Understand first of all that Major League Baseball is very well off financially. That goes for franchises which, according to Forbes Magazine, are worth an average of $1.54 billion, and their players, for whom the minimum salary is $535,000.
No benefits are necessary for this community. But while teams and players rake in big bucks, there remains hidden in the shadows, baseball’s dirty little secret.
Some 500 players, who had the bad timing of playing before 1980, are struggling with bare bones annuities, the relics of an economic system that instead of rewarding them for their service to the game, took advantage of them.
Major League Baseball’s pension and welfare fund is valued at $2.7 billion, according to Forbes. But for those who played before 1980, when the system was reformed, that number means nothing because they don’t share in it
Remember George “The Stork’’ Theodore? He was a gangly outfielder with the New York Mets, all arms and legs, leading to his nickname. The Stork became something of a fan favorite, even played in the 1973 World Series.

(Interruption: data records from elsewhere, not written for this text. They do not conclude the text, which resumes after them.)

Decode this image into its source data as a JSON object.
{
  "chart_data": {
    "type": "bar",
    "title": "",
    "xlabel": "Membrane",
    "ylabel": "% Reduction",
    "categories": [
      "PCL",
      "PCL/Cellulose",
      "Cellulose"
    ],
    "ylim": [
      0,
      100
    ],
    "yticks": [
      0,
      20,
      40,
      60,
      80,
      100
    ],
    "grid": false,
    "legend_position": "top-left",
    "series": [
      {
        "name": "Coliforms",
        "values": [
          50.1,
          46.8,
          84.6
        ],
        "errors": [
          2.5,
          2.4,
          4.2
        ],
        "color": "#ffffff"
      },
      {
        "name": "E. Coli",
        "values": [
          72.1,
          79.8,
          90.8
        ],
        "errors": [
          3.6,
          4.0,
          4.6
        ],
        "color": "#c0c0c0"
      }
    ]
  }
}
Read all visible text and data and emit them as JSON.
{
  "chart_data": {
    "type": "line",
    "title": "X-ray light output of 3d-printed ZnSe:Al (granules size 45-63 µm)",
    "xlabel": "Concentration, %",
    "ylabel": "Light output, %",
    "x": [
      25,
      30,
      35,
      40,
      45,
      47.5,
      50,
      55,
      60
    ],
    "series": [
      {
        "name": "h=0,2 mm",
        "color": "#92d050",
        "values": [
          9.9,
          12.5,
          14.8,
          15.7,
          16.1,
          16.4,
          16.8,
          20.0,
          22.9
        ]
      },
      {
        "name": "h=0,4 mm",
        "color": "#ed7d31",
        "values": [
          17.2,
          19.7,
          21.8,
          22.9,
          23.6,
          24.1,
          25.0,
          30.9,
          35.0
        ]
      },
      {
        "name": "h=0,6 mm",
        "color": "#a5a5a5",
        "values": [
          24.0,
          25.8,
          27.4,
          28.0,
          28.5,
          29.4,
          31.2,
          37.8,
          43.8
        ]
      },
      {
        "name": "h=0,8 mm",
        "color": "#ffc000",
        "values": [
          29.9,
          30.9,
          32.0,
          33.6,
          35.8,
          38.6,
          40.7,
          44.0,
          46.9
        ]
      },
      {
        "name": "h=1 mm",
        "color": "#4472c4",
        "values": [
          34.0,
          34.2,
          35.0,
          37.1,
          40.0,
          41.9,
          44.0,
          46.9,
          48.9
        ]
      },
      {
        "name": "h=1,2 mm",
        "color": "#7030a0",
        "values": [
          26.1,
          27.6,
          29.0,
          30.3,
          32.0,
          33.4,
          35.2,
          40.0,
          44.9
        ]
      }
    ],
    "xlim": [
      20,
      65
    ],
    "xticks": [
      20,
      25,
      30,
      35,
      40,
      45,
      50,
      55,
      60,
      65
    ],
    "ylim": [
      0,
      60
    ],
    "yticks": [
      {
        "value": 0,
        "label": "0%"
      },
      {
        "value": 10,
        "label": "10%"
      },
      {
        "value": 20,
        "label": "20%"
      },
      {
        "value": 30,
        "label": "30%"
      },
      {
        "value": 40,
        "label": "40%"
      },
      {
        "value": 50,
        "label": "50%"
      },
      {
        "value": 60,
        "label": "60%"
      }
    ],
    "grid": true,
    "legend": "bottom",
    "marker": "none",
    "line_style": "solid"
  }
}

After leaving baseball, he became a guidance counselor in Utah and last year was named Educator of the Year by the South Salt Lake City Chamber of Commerce. But because he played fewer than four seasons in the majors and did it before 1980, he does not qualify for a baseball pension. Instead, he gets no health coverage and an annuity that maxes out at $10,000, based on $625 for each quarter season played. Theodore played two years. His annuity amounted to $3,500 . That’s a couple of hour’s take at an upper deck concession stand at CitiField, home of the Mets.
One of Theodore’s teammates was Dave Schneck, another outfielder. He spent 14 months in the Army during the Vietnam War and, like Theodore, was a spare part with the Mets. His top salary was $20,000. He is forgotten by all but the most ardent Mets fan and certainly by baseball, which left him, like Theodore, without a pension.
Then there is David Clyde, one of the most celebrated high school players ever drafted by Major League Baseball. Clyde’s credentials at Houston’s Westchester High School included five no-hitters, two of them perfect games. So he was a no-brain No. 1 pick in the 1973 draft by the Texas Rangers, struggling to establish themselves in Clyde’s state.
The young pitcher’s deal for $65,000, big money in those days, included the requirement that his first two professional starts be with the major league club. He attracted big crowds, convincing management to keep him around. But Clyde was in over his head and never got the chance to develop properly. He was 4-8 that first season on his way to an 18-33 career record that was short circuited by arm and shoulder injuries.
At 26, David Clyde was done, 37 days short of qualifying for a pension.
Contrast that with the current pension system. Today’s players qualify after 43 game days and get health coverage on Day One of their Major League service. The minimum 43 game days generates a $34,000 pension. The maximum pension is $210,000.
There are plenty of other stories like these and author Doug Gladstone is on a crusade to get baseball to recognize the contributions of the pre-1980 community of players. Their stories are told in his book “A Bitter Cup of Coffee; How MLB and the Players Association threw 834 Retirees A Curve.’’
It should be required reading for the players reaping in the current benefits while baseball refuses to allow this all-but-forgotten community to share in the riches of the game it helped build.